Function ti_wait_event
(Device Command)
// function.wait_event
TI_DLL_EXPORT void TI_API_CALL ti_wait_event(
TiRuntime runtime,
TiEvent event
);
Waits until an event primitive transitions to a signaled state. The awaited event must be signaled by an external procedure or a previous invocation to ti_reset_event
; otherwise, an undefined behavior would occur.
Function ti_submit
// function.submit
TI_DLL_EXPORT void TI_API_CALL ti_submit(
TiRuntime runtime
);
Submits all previously invoked device commands to the offload device for execution.
Function ti_wait
// function.wait
TI_DLL_EXPORT void TI_API_CALL ti_wait(
TiRuntime runtime
);
Waits until all previously invoked device commands are executed. Any invoked command that has not been submitted is submitted first.
Function ti_load_aot_module
// function.load_aot_module
TI_DLL_EXPORT TiAotModule TI_API_CALL ti_load_aot_module(
TiRuntime runtime,
const char* module_path
);
Loads a pre-compiled AOT module from the file system.
Returns TI_NULL_HANDLE
if the runtime fails to load the AOT module from the specified path.
Function ti_destroy_aot_module
// function.destroy_aot_module
TI_DLL_EXPORT void TI_API_CALL ti_destroy_aot_module(
TiAotModule aot_module
);
Destroys a loaded AOT module and releases all related resources.

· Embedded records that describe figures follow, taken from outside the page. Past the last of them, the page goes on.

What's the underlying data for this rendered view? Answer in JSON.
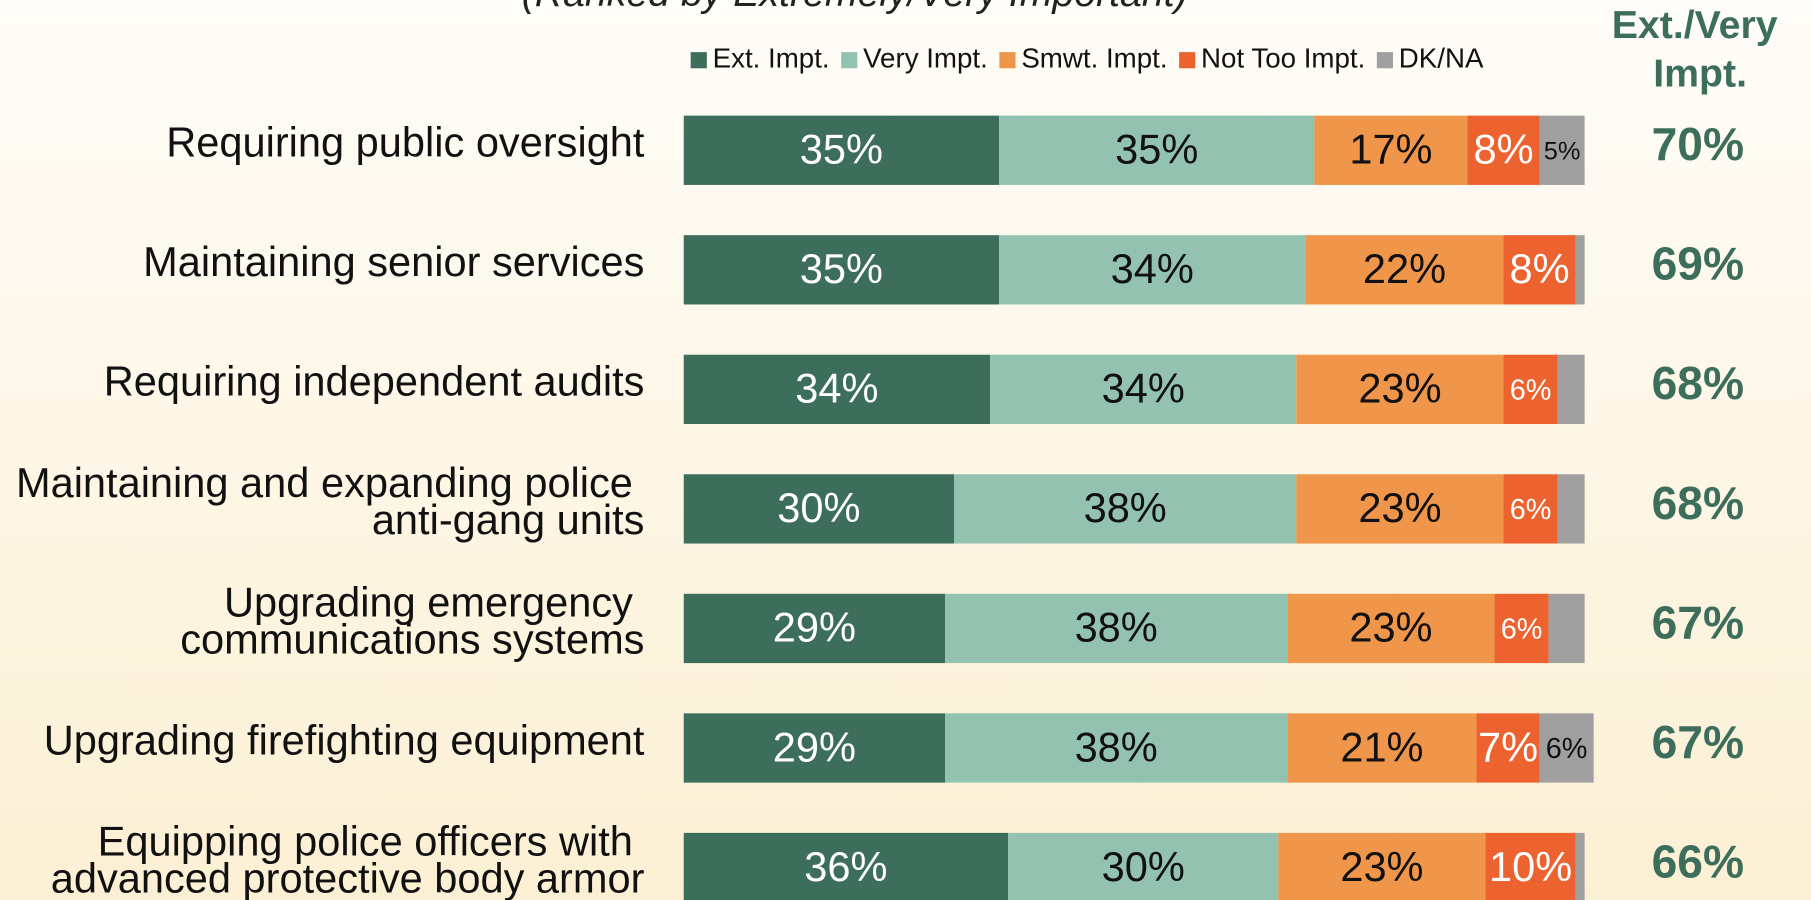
{
  "chart_data": {
    "type": "stacked-bar-horizontal",
    "subtitle": "(Ranked by Extremely/Very Important)",
    "categories": [
      "Requiring public oversight",
      "Maintaining senior services",
      "Requiring independent audits",
      "Maintaining and expanding police anti-gang units",
      "Upgrading emergency communications systems",
      "Upgrading firefighting equipment",
      "Equipping police officers with advanced protective body armor"
    ],
    "xlim": [
      0,
      100
    ],
    "legend": "top",
    "series": [
      {
        "name": "Ext. Impt.",
        "color": "#3d6e5c",
        "values": [
          35,
          35,
          34,
          30,
          29,
          29,
          36
        ],
        "value_labels": [
          "35%",
          "35%",
          "34%",
          "30%",
          "29%",
          "29%",
          "36%"
        ]
      },
      {
        "name": "Very Impt.",
        "color": "#93c2b1",
        "values": [
          35,
          34,
          34,
          38,
          38,
          38,
          30
        ],
        "value_labels": [
          "35%",
          "34%",
          "34%",
          "38%",
          "38%",
          "38%",
          "30%"
        ]
      },
      {
        "name": "Smwt. Impt.",
        "color": "#f0964a",
        "values": [
          17,
          22,
          23,
          23,
          23,
          21,
          23
        ],
        "value_labels": [
          "17%",
          "22%",
          "23%",
          "23%",
          "23%",
          "21%",
          "23%"
        ]
      },
      {
        "name": "Not Too Impt.",
        "color": "#ec6330",
        "values": [
          8,
          8,
          6,
          6,
          6,
          7,
          10
        ],
        "value_labels": [
          "8%",
          "8%",
          "6%",
          "6%",
          "6%",
          "7%",
          "10%"
        ]
      },
      {
        "name": "DK/NA",
        "color": "#a0a0a0",
        "values": [
          5,
          1,
          3,
          3,
          4,
          6,
          1
        ],
        "value_labels": [
          "5%",
          null,
          null,
          null,
          null,
          "6%",
          null
        ]
      }
    ],
    "totals": {
      "title": "Ext./Very Impt.",
      "color": "#3d6e5c",
      "values": [
        70,
        69,
        68,
        68,
        67,
        67,
        66
      ],
      "value_labels": [
        "70%",
        "69%",
        "68%",
        "68%",
        "67%",
        "67%",
        "66%"
      ]
    }
  }
}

Function ti_get_aot_module_kernel
// function.get_aot_module_kernel
TI_DLL_EXPORT TiKernel TI_API_CALL ti_get_aot_module_kernel(
TiAotModule aot_module,
const char* name
);
Retrieves a pre-compiled Taichi kernel from the AOT module.
Returns TI_NULL_HANDLE
if the module does not have a kernel of the specified name.
Function ti_get_aot_module_compute_graph
// function.get_aot_module_compute_graph
TI_DLL_EXPORT TiComputeGraph TI_API_CALL ti_get_aot_module_compute_graph(
TiAotModule aot_module,
const char* name
);
Retrieves a pre-compiled compute graph from the AOT module.
Returns TI_NULL_HANDLE
if the module does not have a compute graph of the specified name.